無詠唱で発射されたケクロスのたった一本の【氷柱】がセリカの肩を抉ったのだ。彼女は力を失い、その場に倒れ込んだ。
……嘘だろ? 冗談とかじゃないよな? なんでこんなことになった?
ケクロスはめちゃくちゃ強い。……それはもう、俺が今まで会った誰よりも強い。こいつと真っ向から勝負しちゃダメだ。
俺はそう直感し、【身体強化】の最高速度でセリカを回収してすぐにケクロスと距離を取った。
セリカの肩には【氷柱】が刺さったままになっていて、傷口からは少しずつ血が溢れ出ている。

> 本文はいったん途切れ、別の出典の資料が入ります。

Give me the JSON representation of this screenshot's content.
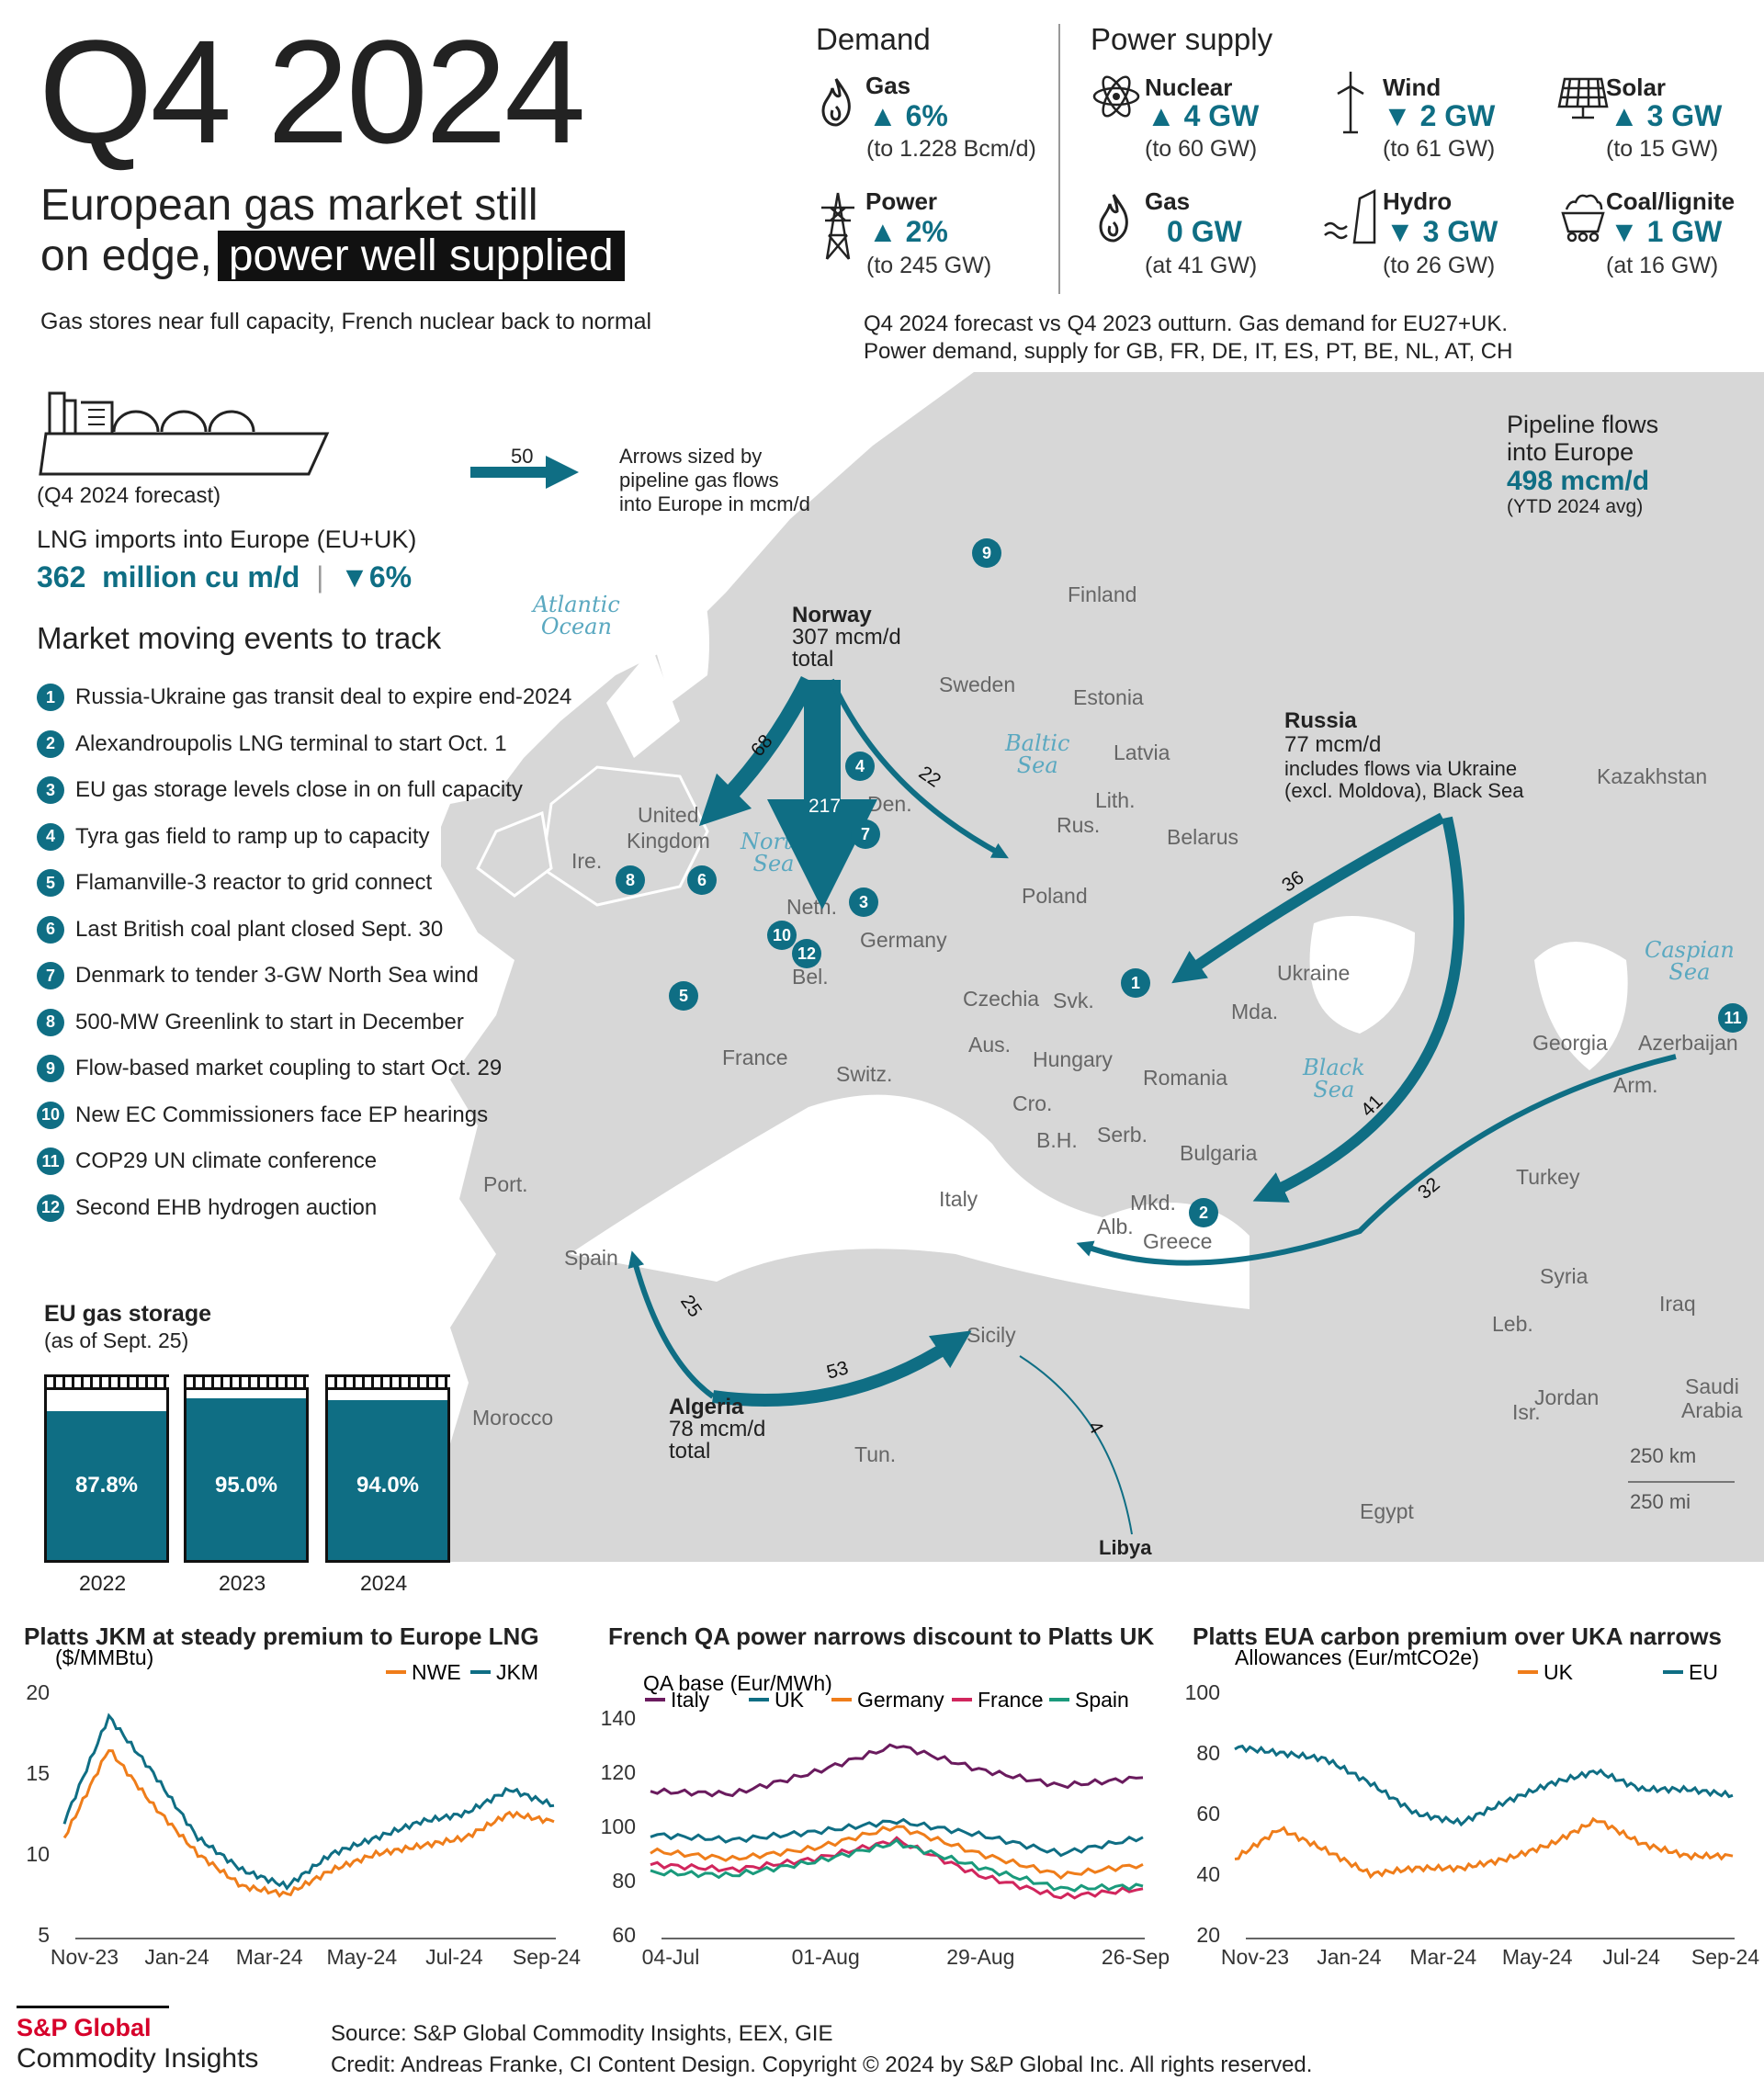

「逃げるつもりならそうするのもいいだろう。……だが、被害が大きくなるだけだぞ? アウル・シーウェル。お前が死ぬだけで勇者学院に平和が戻るのだ。大人しく死んだほうが利口だと思うがね」
「嫌だね。こんなやつがいると分かった今、俺が死んだらそれこそ終わりだ」
「愚かな人間よな。……死ねい!」
無数の【闇球】が飛んでくる――。よし、このタイミングだ、今しかない。
「これでもくらいやがれ!」
俺は光魔法を使った目くらましを使う。この場が全てホワイトアウトし、前が見えなくなる。飛んでくる【闇球】のほぼ全てを避けて逃走した。
目の前には様子を見守っていたアンナとエスト。